Shape: A Self-Supervised 3D Geometry Foundation Model for Industrial CAD Analysis

cs.CV updates on arXiv.org
Bayangmbe Mounmo, Sam Chien, Mile Mitrovic

arXiv:2604.22826v1 Announce Type: new Abstract: Industrial CAD workflows require robust, generalizable 3D geometric representations supporting accuracy and explainability. We introduce Shape, a self-supervised foundation model converting surface meshes into dense per-token embeddings. Shape combines a structured 3D latent grid, a multi-scale geometry-aware tokenizer (MAGNO) with cross-attention, and a transformer processor using grouped-query attention and RMSNorm.
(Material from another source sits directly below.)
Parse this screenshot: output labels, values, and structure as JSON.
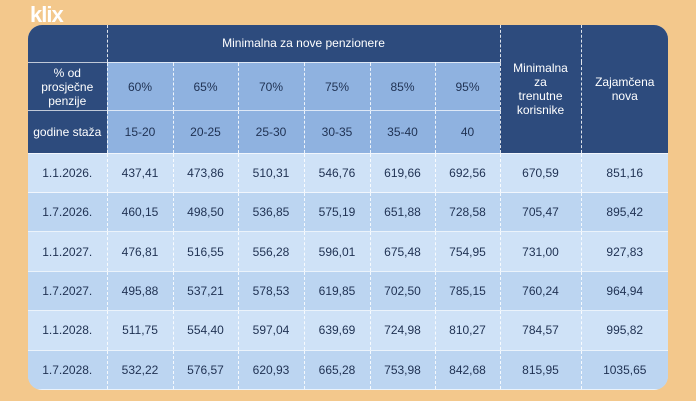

A learned reconstruction prior enables per-region attribution for explainable predictions. Pretraining uses masked-token reconstruction of normalized geometry statistics and multi-resolution contrastive consistency. The 10.9M-parameter backbone is pretrained on 61,052 CAD meshes from Thingi10K, MFCAD, and Fusion360. On a held-out split of 2,983 meshes, Shape achieves reconstruction R2 = 0.729 and 98.1% top-1 retrieval under the Wang-Isola protocol, with near-zero reconstruction train/val gap (contrastive scores use a larger evaluation pool). A 2x2 ablation on loss type and target-space normalization shows per-dimension normalization is critical: without it, performance collapses (R2 0.70, top-1 > 96%). Smooth-L1 offers secondary stability. Code, embeddings, and an interactive demo are released at https://github.com/simd-ai/shape.